Но таково уж было правило этого нового искусства — преувеличивать все даже до уродства, дабы не пренебрегать правдой. Тутмес обтер изображение мокрой тряпкой, чтобы показать мне, как чудесно блестят мышцы Хоремхеба и как хорошо цвет камня соответствует цвету его кожи.

Он сказал мне:

— Я думаю доехать с тобой до Хетнетсута и взять с собой эту статую, дабы не сомневаться, что ее поставят в храме так, как подобает положению Хоремхеба и моему собственному. Да, я отправлюсь с тобой, Синухе, и пусть речной ветер выдует из моей головы винные пары Ахетатона. У меня уже дрожат руки от тяжести молотка и резца, и лихорадка точит мое сердце.

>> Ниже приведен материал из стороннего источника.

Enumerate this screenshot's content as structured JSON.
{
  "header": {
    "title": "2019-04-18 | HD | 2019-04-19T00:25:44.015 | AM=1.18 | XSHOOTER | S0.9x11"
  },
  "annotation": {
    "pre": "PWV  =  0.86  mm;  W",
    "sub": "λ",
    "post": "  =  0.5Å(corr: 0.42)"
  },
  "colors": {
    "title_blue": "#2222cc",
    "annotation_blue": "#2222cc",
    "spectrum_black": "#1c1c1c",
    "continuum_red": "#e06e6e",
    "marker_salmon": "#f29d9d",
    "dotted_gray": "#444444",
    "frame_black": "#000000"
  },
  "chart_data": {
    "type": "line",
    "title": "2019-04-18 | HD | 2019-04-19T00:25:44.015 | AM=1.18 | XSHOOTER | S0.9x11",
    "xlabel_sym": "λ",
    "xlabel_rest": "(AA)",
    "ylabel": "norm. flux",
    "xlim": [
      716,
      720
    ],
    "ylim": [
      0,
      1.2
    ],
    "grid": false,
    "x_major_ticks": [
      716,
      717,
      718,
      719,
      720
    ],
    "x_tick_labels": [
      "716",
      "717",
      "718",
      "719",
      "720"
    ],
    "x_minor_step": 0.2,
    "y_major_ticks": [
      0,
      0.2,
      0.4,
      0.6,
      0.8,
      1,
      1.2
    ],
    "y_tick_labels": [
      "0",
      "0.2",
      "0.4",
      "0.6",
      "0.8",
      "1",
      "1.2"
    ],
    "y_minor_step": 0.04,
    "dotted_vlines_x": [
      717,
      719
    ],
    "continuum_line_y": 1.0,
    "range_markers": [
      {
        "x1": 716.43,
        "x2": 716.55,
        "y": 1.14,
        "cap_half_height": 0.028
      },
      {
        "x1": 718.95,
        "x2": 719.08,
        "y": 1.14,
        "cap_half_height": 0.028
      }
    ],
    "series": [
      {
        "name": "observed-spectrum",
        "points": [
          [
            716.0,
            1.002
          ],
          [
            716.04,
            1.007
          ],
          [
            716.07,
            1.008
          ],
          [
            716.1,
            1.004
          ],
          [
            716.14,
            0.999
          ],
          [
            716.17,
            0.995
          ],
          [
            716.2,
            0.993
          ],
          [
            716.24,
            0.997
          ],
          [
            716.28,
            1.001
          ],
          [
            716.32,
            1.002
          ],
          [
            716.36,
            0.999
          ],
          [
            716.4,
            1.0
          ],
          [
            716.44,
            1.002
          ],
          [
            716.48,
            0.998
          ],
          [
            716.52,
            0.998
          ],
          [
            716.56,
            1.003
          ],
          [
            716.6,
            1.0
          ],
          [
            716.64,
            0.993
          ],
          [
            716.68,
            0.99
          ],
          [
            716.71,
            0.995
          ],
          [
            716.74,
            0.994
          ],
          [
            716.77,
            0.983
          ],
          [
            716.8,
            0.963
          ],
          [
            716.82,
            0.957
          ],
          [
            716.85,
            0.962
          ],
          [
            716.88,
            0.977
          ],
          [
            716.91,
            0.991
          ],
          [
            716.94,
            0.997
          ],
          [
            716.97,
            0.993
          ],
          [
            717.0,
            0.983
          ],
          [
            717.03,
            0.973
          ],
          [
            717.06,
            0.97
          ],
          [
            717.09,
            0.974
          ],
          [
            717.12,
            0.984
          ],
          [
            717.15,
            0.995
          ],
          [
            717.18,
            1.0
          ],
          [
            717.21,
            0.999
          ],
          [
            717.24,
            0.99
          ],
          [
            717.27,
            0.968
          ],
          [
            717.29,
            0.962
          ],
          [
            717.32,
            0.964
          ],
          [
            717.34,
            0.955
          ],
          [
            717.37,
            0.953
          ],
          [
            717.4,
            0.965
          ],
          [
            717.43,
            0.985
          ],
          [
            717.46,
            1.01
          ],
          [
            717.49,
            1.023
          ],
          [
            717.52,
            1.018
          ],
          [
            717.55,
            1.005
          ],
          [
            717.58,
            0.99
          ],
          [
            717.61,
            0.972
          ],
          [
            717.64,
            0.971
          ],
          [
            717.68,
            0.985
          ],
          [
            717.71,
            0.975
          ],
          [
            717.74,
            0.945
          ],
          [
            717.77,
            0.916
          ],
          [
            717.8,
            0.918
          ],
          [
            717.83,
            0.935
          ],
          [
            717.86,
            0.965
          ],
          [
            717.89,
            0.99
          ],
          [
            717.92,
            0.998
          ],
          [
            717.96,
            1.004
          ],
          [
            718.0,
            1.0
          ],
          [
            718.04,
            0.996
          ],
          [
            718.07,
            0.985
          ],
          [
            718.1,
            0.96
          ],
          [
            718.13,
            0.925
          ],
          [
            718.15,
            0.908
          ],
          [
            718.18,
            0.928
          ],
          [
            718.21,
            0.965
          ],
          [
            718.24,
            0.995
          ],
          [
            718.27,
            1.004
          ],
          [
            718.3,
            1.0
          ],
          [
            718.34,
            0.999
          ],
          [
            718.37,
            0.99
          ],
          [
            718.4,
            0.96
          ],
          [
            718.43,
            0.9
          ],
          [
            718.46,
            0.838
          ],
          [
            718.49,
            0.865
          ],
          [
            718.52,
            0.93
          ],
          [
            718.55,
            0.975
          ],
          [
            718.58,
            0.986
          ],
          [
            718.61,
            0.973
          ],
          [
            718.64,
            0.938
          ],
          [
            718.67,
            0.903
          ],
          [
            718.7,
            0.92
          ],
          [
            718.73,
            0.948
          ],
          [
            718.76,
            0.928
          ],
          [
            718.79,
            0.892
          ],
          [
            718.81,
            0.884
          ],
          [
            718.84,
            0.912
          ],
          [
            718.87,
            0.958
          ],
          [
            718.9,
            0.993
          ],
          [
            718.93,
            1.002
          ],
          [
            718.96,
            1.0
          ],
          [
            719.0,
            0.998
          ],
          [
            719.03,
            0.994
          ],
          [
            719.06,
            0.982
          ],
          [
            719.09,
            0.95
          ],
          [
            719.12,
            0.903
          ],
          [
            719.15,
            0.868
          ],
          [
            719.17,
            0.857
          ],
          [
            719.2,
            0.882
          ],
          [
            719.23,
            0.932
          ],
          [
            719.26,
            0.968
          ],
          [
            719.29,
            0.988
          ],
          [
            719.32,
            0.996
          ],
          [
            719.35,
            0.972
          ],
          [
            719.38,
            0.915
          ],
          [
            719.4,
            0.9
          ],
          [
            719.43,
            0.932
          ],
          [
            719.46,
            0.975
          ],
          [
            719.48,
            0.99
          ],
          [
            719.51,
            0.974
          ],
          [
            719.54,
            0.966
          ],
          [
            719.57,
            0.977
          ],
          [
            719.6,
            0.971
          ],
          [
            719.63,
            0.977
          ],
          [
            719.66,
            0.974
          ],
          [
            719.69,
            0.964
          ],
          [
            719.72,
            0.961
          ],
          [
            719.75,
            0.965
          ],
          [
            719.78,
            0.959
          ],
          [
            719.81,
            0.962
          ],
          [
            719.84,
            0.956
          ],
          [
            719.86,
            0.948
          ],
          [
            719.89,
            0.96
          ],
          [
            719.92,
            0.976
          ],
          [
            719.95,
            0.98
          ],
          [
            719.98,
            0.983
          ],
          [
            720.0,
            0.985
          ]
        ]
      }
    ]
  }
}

Писцы принесли мне глиняные таблички и передали благословения фараона; когда же статую Хоремхеба доставили на борт, мы отплыли вниз по реке. Мой слуга получил приказ сказать Мехунефер, что я отправился на войну в Сирию и там погиб. Я чувствовал, что это не такая уж и неправда, ибо, конечно, боялся умереть страшной смертью в этом путешествии. Затем я велел слуге посадить Мехунефер на любой корабль, отплывающий в Фивы, со всей должной почтительностью, а если придется, то и силой.

— Ибо, — сказал я, — если вопреки всем ожиданиям я вернусь и найду Мехунефер в своем доме, то прикажу наказать плетьми всех моих рабов и слуг и отрезать им уши и носы и отправлю их в рудники до конца жизни.

Слуга посмотрел мне в глаза и, увидев, что я не шучу, очень испугался и обещал исполнить мои распоряжения. Облегчив таким образом душу, я отплыл с Тутмесом вниз по реке. Уверенные, что я непременно погибну от рук людей Азиру и хеттов, мы не жалели вина. Тутмес заявил, что не принято жалеть вино, отправляясь на войну; и он, рожденный в казармах, имел полное право это утверждать.